Los conductores de autobús, que venían trabajando en el espacio discreto y poco visible que ocupan los que hacen funcionar y prosperar un país, han pasado, en estos días aciagos, a un primer plano mediático y sociolaboral que pone de relieve lo indispensables que son. Sin ruido, sin alharacas ni pavoneos, pero intensamente iluminado, el gremio del autobús imparte una cátedra de organización, pundonor y responsabilidad; una lección magistral de cómo ganarse la soldada; una lección que deberíamos aprovechar todos, especialmente los paniaguados de la política, los profesionales de la verborrea y la inacción, los integrantes del inmenso, desproporcionado armatoste administrativo que gravita sobre la ciudadanía y ralentiza el progreso. Cuando todo esto acabe, cuando finalicen los lentísimos trabajos de arreglo ferroviario que se van haciendo con la calderilla que no se gasta en petardos para Ucrania y en otras idioteces que vacían inútil si no perniciosamente las arcas públicas, cuando podamos de nuevo surfear sin interrupción las vías, y la guagua nos vomite otra vez en la Estación del Norte, los conductores de autobús habrán subido varios peldaños en la consideración popular y estarán, si no lo estaban ya, en la vitrina de las admiraciones colectivas.

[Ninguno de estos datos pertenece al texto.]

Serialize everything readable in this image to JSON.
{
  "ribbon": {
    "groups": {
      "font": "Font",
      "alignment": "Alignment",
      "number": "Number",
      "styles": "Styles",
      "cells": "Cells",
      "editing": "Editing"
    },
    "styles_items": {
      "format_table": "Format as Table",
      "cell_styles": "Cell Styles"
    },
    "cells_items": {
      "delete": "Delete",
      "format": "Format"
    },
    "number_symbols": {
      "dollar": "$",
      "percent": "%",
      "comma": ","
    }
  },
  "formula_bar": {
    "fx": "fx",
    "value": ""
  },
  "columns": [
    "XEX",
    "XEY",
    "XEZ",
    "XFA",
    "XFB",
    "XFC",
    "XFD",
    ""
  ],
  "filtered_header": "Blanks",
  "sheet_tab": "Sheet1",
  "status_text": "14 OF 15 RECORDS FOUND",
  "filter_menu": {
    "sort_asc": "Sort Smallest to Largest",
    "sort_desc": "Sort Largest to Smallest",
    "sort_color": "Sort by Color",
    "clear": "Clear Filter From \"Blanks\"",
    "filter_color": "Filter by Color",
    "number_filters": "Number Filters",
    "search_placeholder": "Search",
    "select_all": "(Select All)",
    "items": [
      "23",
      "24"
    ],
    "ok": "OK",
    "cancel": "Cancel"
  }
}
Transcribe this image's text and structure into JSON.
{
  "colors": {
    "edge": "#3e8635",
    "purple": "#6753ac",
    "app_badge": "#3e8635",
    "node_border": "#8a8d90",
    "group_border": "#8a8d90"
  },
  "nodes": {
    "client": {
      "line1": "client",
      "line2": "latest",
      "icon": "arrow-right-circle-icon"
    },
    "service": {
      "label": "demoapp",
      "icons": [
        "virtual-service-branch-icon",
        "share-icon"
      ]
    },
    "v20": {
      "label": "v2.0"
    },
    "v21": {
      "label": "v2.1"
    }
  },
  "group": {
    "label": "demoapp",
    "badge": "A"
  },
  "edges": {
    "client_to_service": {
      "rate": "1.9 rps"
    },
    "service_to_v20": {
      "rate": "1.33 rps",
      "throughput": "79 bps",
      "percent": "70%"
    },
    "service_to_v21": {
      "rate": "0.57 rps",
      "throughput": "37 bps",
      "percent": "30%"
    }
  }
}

Habrán sido -están siendo- el transporte, la solución, el descanso de quienes, en un primer momento, nos vimos abocados a las ansias y las bascas de la congestión automovilística. Merecen la medalla al mérito en el trabajo. Y convendría, de paso, aprovechar la coyuntura para iniciar una reflexión sobre si se permite o no que los ociosos, los inquietos, los aburridos, los mirones, los desnivelados y los danzantes abarroten a lo tonto el transporte público.

El gremio del autobús regala su cordialidad sin distinción; pero ninguno de los usuarios habituales ignoramos que a cada recorrido le sobra casi medio pasaje; que ni las circunstancias excepcionales ni las incomodidades arredran a los ociosos, a los cotorrones, a los beodos y a los azotacalles.